How I Write Blog Posts: Behind The Scenes Of WPShout
I always find it interesting when blog authors share how they work, where they work and what exactly the process of writing a post on their site is, so today, in a break from WordPress tutorials, I’m going to do the same.
We’ll start with a picture — this is my desk. On the left is my desktop, a pretty nippy machine with an overclocked I5, 8GB of RAM and a decent graphics card. This computing powerhouse has just enough power to let me have Notepad++ and Chrome at the same time, the setup I normally go for, with one on each screen.
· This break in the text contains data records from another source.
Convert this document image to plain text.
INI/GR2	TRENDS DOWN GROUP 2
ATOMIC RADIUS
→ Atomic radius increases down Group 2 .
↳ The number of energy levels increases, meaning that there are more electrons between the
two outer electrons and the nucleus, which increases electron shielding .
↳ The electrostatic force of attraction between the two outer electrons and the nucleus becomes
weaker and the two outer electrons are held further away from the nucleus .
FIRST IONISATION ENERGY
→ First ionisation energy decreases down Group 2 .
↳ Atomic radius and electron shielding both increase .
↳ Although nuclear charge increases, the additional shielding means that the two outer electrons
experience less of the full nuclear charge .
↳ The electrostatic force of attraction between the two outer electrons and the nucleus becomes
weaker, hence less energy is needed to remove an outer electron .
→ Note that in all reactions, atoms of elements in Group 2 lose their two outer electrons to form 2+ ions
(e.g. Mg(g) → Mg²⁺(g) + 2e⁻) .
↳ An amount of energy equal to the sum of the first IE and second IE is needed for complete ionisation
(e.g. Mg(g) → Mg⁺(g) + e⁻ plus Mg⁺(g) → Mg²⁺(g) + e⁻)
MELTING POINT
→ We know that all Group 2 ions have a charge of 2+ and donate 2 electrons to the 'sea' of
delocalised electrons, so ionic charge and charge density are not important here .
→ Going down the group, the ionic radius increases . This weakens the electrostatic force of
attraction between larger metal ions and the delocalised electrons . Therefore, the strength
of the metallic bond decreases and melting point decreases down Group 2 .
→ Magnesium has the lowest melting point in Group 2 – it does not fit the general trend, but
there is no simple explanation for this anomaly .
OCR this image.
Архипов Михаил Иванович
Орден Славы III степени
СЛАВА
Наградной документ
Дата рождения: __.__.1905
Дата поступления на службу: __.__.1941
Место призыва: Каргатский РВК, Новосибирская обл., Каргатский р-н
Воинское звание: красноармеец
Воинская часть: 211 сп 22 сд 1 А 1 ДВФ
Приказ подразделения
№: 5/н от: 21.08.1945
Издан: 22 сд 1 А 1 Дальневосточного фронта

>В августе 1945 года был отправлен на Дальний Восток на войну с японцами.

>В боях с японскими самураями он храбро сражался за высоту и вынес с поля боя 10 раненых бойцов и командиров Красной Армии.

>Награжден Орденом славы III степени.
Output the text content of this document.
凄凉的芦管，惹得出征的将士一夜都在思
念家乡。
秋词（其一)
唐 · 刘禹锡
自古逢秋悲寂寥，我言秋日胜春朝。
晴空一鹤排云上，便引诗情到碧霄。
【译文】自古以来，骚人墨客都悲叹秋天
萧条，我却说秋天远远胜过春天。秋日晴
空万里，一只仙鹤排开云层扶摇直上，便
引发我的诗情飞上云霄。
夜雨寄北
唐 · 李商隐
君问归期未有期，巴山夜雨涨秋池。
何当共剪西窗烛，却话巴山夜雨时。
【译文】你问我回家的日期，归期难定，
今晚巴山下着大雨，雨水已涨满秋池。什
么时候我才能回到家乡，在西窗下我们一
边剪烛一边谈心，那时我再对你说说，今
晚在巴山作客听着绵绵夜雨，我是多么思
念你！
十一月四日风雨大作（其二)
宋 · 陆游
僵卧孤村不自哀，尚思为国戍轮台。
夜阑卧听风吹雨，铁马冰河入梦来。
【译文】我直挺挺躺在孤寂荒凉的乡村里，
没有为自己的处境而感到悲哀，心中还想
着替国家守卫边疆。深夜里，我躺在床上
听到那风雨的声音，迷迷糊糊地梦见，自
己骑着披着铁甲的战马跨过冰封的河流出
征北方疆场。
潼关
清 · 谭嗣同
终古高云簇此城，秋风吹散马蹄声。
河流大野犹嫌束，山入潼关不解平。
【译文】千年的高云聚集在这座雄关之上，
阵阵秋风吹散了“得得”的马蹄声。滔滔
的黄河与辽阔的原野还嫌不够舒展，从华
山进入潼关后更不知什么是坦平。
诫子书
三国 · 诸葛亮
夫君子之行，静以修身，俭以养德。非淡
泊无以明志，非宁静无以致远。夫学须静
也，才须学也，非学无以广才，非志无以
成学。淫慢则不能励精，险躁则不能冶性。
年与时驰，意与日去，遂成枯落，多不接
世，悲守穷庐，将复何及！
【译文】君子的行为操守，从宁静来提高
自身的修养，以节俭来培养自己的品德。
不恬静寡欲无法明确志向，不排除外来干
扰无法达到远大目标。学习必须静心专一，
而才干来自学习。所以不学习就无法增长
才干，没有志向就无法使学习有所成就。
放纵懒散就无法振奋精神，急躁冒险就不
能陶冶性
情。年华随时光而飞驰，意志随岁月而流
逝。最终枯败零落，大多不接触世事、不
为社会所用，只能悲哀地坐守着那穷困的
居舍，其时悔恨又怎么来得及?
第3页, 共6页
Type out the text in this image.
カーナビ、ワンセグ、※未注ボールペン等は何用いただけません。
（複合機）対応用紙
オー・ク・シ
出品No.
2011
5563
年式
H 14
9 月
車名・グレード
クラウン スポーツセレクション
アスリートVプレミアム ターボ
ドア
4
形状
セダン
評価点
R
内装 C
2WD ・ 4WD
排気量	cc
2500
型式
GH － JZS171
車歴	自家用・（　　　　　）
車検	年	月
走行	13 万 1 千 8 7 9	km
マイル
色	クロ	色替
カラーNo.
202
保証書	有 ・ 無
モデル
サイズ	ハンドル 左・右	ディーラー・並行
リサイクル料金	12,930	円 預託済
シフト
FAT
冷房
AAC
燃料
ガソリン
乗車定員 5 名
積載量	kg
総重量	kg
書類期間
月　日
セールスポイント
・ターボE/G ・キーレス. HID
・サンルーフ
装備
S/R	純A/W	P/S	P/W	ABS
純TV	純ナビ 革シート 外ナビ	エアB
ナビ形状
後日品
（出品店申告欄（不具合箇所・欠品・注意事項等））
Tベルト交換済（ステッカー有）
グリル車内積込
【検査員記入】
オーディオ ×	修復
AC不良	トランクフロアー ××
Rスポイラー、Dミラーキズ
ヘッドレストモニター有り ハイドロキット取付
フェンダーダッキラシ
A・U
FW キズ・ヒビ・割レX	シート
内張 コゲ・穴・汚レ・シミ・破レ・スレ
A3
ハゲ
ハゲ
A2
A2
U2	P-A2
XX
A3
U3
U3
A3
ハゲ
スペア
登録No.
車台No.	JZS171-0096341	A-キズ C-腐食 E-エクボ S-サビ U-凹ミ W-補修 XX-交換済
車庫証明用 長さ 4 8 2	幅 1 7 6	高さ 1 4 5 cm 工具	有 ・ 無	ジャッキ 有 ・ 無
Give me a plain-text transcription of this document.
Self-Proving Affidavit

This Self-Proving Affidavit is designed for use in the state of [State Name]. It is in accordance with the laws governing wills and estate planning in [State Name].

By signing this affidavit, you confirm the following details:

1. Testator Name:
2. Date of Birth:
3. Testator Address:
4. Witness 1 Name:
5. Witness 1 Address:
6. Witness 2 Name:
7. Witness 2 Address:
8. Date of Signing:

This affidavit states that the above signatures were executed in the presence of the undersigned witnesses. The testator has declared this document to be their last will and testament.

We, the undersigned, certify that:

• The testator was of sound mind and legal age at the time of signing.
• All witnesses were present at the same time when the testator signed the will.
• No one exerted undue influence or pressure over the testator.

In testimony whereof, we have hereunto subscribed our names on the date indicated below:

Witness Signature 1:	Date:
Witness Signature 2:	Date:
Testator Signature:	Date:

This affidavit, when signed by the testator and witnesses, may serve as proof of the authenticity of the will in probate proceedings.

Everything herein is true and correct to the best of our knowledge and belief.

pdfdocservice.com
In the middle of my desk you’ll see my lovely Apple keyboard. This is the only bit of Apple tech I’ve got and I use it mainly because it’s a damn good keyboard. As I use it so much, it’s something I’m happy spending more on and I’d recommend getting one.
Right at the back of my desk, behind the right side monitor is my Alesis Multimix 4 which I use as an audio interface for my microphone setup, which includes two condenser and two dynamic mics. When I’m not using them with my band, I use a single dynamic for recording screencasts. These are great as they’re directional, so point them away from the keyboard and you don’t get any key noise!
So that’s it for hardware. As I mentioned, you’ll normally just find Notepad++ and Chrome running, along with Spotify for music, Rainmeter for my desktop background and Skype. So how do I write my posts? I use Windows Live Writer, of course! Just kidding. I do all my writing straight onto the WordPress backend. The fullscreen mode is a favourite feature of mine and it just lets me concentrate on writing that little bit more. Plus, with editor styles set up, it doesn’t look too shabby, either.
I tend to be “inspired” by whatever I’m working on at the time. Recently on Shout, this has been the Shout redesign, as well as my day-to-day work with the guys at WPZOOM. If you’re wondering, this does explain why WPShout posts during times when I’ve been studying have dropped off in recent years. Once I’ve got a subject matter, I’ll then tend to read up on it, procrastinate for a bit and then finally get down to writing something. WPShout posts generally get written over a couple of days; this one, for example, was started one evening and I’m currently writing the main body the morning after. As it’s a more ramble-ey post, it’s likely I’ll finish this up fairly shortly.
After I’ve got all the main writing done, I then go back over the post and add images where appropriate. Images are really handy for breaking up the content into more manageable chunks, so I’ll often use stock images from sxc.hu, or, where possible, screenshots. I use a handy screenshot tool called HyperDesktop, which automatically uploads screens to Imgur as well as saving them in a folder on my PC. This is especially helpful when doing support work; I can just snap a screenshot and then display it in a ticket really quickly. Thanks to Adaptive Images, I don’t have to worry about resizing screenshots or images; this gets done automagically.
After any final tweaks to the actual content, I then have a fiddle with a couple of settings. First is the permalink; I always keep this as short as possible. The post “The Magic of WordPress’ body_class“, for example, had the permalink wpshout.com/body_class. I’ll also set the meta description and stick a <– more –> break in at the top of the post. It’s then time to publish!
At this point I’ll either leave it there, or, when I actually remember, I’ll send out an email to the WPShout email subscribers letting them know about the post and providing a little insight into how it was written etc. If I’ve mentioned certain products in the post, I’ll try and do a little competition as a thank you for those subscribed by email. If you want to join this elite club, there’s a subscribe box in the sidebar.
And that’s it! I then have a new WPShout post! We’ve never had a post like this on Shout before, so if you like it, let me know and I’ll happily do more in the future!